The Case Against Legislative Codification Of Religious Liberty
Ira C. Lupu
George Washington University Law School
Published in Symposium on Federal and State Religious Liberty Legislation, Vol. 21 (2-3), Cardozo Law Review, pp. 565-593, December 1999
In response to a highly controversial Supreme Court decision (Employment Division v. Smith, 494 U.S. 872 (1990)), the U.S. Congress and a number of state legislatures have enacted statutes designed to protect the right to religion-based exemptions from general laws. The Supreme Court has invalidated in part one such federal law, but Congress is seriously contemplating a replacement and a number of states are actively considering their own versions of such a law.
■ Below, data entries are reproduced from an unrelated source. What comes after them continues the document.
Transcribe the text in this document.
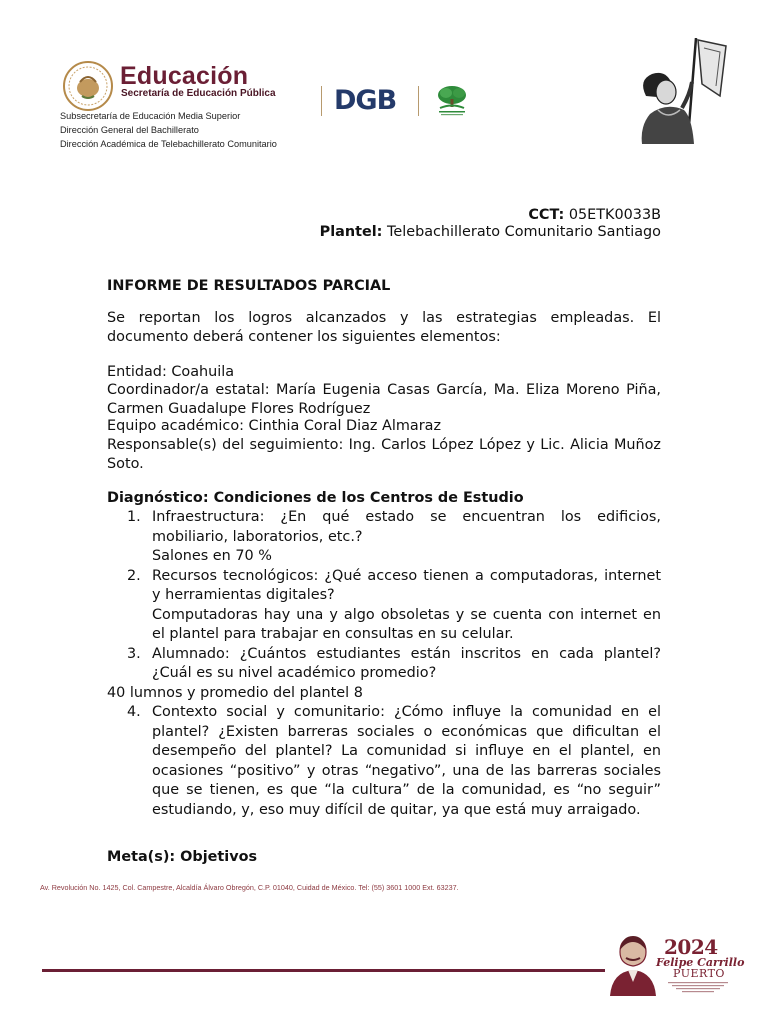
Educación
Secretaría de Educación Pública
Subsecretaría de Educación Media Superior
Dirección General del Bachillerato
Dirección Académica de Telebachillerato Comunitario
DGB
CCT: 05ETK0033B
Plantel: Telebachillerato Comunitario Santiago
INFORME DE RESULTADOS PARCIAL
Se reportan los logros alcanzados y las estrategias empleadas. El documento deberá contener los siguientes elementos:
Entidad: Coahuila
Coordinador/a estatal: María Eugenia Casas García, Ma. Eliza Moreno Piña, Carmen Guadalupe Flores Rodríguez
Equipo académico: Cinthia Coral Diaz Almaraz
Responsable(s) del seguimiento: Ing. Carlos López López y Lic. Alicia Muñoz Soto.
Diagnóstico: Condiciones de los Centros de Estudio
1. Infraestructura: ¿En qué estado se encuentran los edificios, mobiliario, laboratorios, etc.?
Salones en 70 %
2. Recursos tecnológicos: ¿Qué acceso tienen a computadoras, internet y herramientas digitales?
Computadoras hay una y algo obsoletas y se cuenta con internet en el plantel para trabajar en consultas en su celular.
3. Alumnado: ¿Cuántos estudiantes están inscritos en cada plantel? ¿Cuál es su nivel académico promedio?
40 lumnos y promedio del plantel 8
4. Contexto social y comunitario: ¿Cómo influye la comunidad en el plantel? ¿Existen barreras sociales o económicas que dificultan el desempeño del plantel? La comunidad si influye en el plantel, en ocasiones “positivo” y otras “negativo”, una de las barreras sociales que se tienen, es que “la cultura” de la comunidad, es “no seguir” estudiando, y, eso muy difícil de quitar, ya que está muy arraigado.
Meta(s): Objetivos
Av. Revolución No. 1425, Col. Campestre, Alcaldía Álvaro Obregón, C.P. 01040, Cuidad de México. Tel: (55) 3601 1000 Ext. 63237.
2024
Felipe Carrillo
PUERTO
This paper argues, primarily on institutional grounds, that such legislation (state or federal) is both unnecessary and unwise. The first part of the paper argues that judge-made, constitutionally-based principles of religious liberty are more vital and dynamic than proponents of such legislation will allow, and that the results in practice of religious liberty statutes are considerably more feeble than these legislative proponents will admit. The second part of the paper argues that, even apart from this comparative assessment of the achievements of constitutional and statutory law on this subject, such legislation is intrinsically flawed as a method for protecting religious freedom. These flaws include the constitutional vulnerability of the legislation; the impossibility of drafting such legislation in ways which adequately guide the exercise of authority by judges and other decision makers; the tendency of such legislation to retard growth or cause atrophy in constitutional principles of religious liberty; and the hazards, constitutional and otherwise, of politicizing (as such legislation inevitably will) the enterprise of protecting religious liberty.